As I planned out the project and then set about getting started, one thing I kept in mind, which is something I’ve discussed here before, is that I wanted to find some way to let the kids be involved in the project. Sometimes it’s hard to know what to let them do, because invariably, they want to try out the most dangerous aspects of any job: “Whoa! You have nail gun? Can I try?! Can I try?!” I didn’t let them try the nail gun, but one thing I also didn’t technically let them do, they did anyway. It happened when I was on top of the shed, hammering down some shingles. I heard a noise behind me, looked up, and saw Isaac and Tanner with me on the roof: “Hi, Dad!” Over on the ladder, my two-year old was almost up there as well. When I envisioned the kids being involved in building a shed, the vision did not include them running along the roof of one.
Another thing that’s hard to know is how their personalities are going to take to the jobs you give them. When I was installing the wooden floor of the shed, Tanner showed up and wanted to help. I marked some X’s on the floor where I told him to pound in some nails, and seeing how hot it was outside, I kind of chuckled as I marked ten X’s, thinking he’d never last that long with a hammer and a box of nails. No sooner had I had the chance to hook up the hose and the gun to the air compressor but Tanner called over, “Hey! I need more X’s!” I walked over incredulous to see that he had already pushed ten nails through the X’s that I had marked down. So I gave him more.

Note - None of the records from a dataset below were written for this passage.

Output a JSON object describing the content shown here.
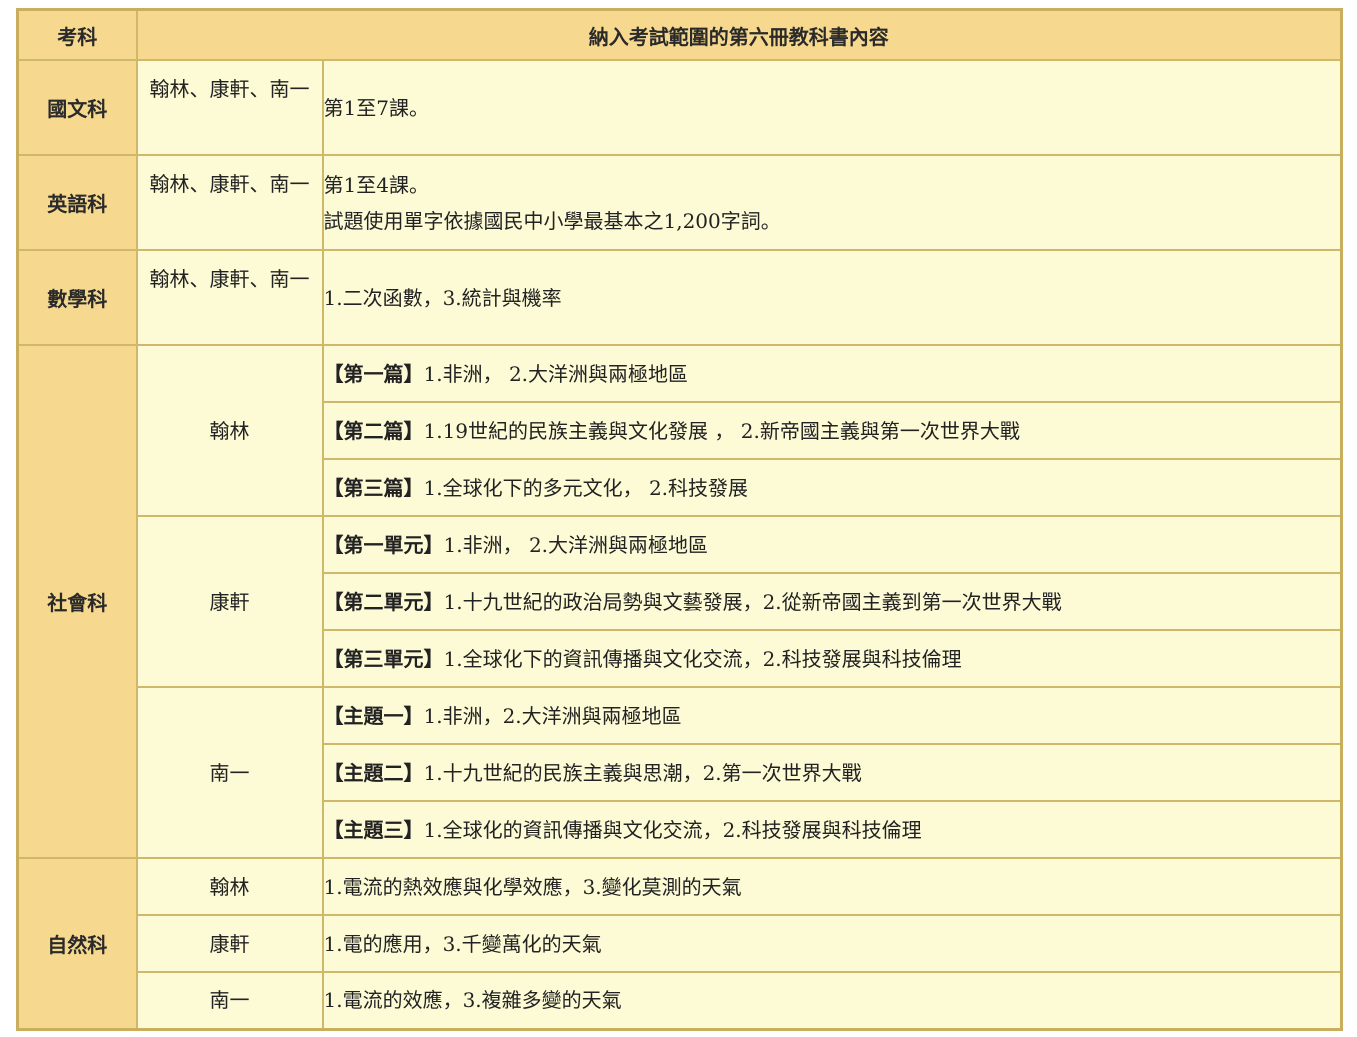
{
  "header": {
    "subject": "考科",
    "content": "納入考試範圍的第六冊教科書內容"
  },
  "chinese": {
    "subject": "國文科",
    "publishers": "翰林、康軒、南一",
    "content": "第1至7課。"
  },
  "english": {
    "subject": "英語科",
    "publishers": "翰林、康軒、南一",
    "content_1": "第1至4課。",
    "content_2": "試題使用單字依據國民中小學最基本之1,200字詞。"
  },
  "math": {
    "subject": "數學科",
    "publishers": "翰林、康軒、南一",
    "content": "1.二次函數，3.統計與機率"
  },
  "social": {
    "subject": "社會科",
    "groups": [
      {
        "publisher": "翰林",
        "rows": [
          {
            "tag": "【第一篇】",
            "text": "1.非洲， 2.大洋洲與兩極地區"
          },
          {
            "tag": "【第二篇】",
            "text": "1.19世紀的民族主義與文化發展 ， 2.新帝國主義與第一次世界大戰"
          },
          {
            "tag": "【第三篇】",
            "text": "1.全球化下的多元文化， 2.科技發展"
          }
        ]
      },
      {
        "publisher": "康軒",
        "rows": [
          {
            "tag": "【第一單元】",
            "text": "1.非洲， 2.大洋洲與兩極地區"
          },
          {
            "tag": "【第二單元】",
            "text": "1.十九世紀的政治局勢與文藝發展，2.從新帝國主義到第一次世界大戰"
          },
          {
            "tag": "【第三單元】",
            "text": "1.全球化下的資訊傳播與文化交流，2.科技發展與科技倫理"
          }
        ]
      },
      {
        "publisher": "南一",
        "rows": [
          {
            "tag": "【主題一】",
            "text": "1.非洲，2.大洋洲與兩極地區"
          },
          {
            "tag": "【主題二】",
            "text": "1.十九世紀的民族主義與思潮，2.第一次世界大戰"
          },
          {
            "tag": "【主題三】",
            "text": "1.全球化的資訊傳播與文化交流，2.科技發展與科技倫理"
          }
        ]
      }
    ]
  },
  "science": {
    "subject": "自然科",
    "rows": [
      {
        "publisher": "翰林",
        "text": "1.電流的熱效應與化學效應，3.變化莫測的天氣"
      },
      {
        "publisher": "康軒",
        "text": "1.電的應用，3.千變萬化的天氣"
      },
      {
        "publisher": "南一",
        "text": "1.電流的效應，3.複雜多變的天氣"
      }
    ]
  }
}
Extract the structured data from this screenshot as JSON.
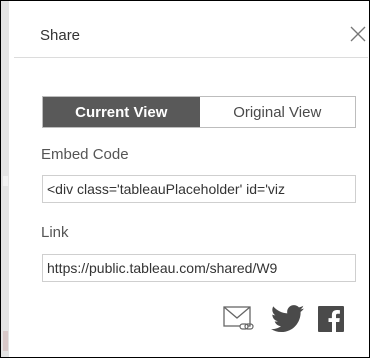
{
  "dialog": {
    "title": "Share"
  },
  "tabs": [
    {
      "label": "Current View",
      "active": true
    },
    {
      "label": "Original View",
      "active": false
    }
  ],
  "embed": {
    "label": "Embed Code",
    "value": "<div class='tableauPlaceholder' id='viz"
  },
  "link": {
    "label": "Link",
    "value": "https://public.tableau.com/shared/W9"
  },
  "share_icons": [
    "email-link-icon",
    "twitter-icon",
    "facebook-icon"
  ],
  "colors": {
    "active_tab_bg": "#595959",
    "icon_color": "#4a4a4a"
  }
}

Isaac, the one I would have thought would have been good with the tools because he’s always fiddling around with them and making small crafts, did not last nearly as long. After completing the first two nails, he sat back with his cap and sunglasses, pulled out his mom’s iPhone, and listened to Kidz Bop on Spotify for the rest of the afternoon. As he sang along, I looked up and thought, “I’ve never even heard of these songs.” He’s a teenager before his time.
A final thing I noticed is that kids are stronger than you think they are. When my wife and I had to raise the front wall of the shed, it was obviously too heavy for me to pick it up by myself. But when Isaac and Tanner got beside me and helped pull, the wall came up. The same was true when we were moving the floor frame onto the pier foundation. I stuck grown-ups at three of the corners and then placed the two boys along with a neighbor girl on the fourth corner. Those three kids picked up the corner of the heavy floor frame, put it down on the correct location, and then scampered back into the house to play with action figures as if hoisting up a set of floor joists was…well…child’s play.
Now that the only thing left to complete on the shed is painting, the kids have agreed to help with that as well. But somehow I also agreed to let the whole family vote on a color. I fear that the kids will have us outnumbered and that we’ll end up with a bright purple storage shed in the backyard.
Tim Krason lives in Clinton with his family. By the time you read this, his new purple shed should be visible over the fence on the left side of his house.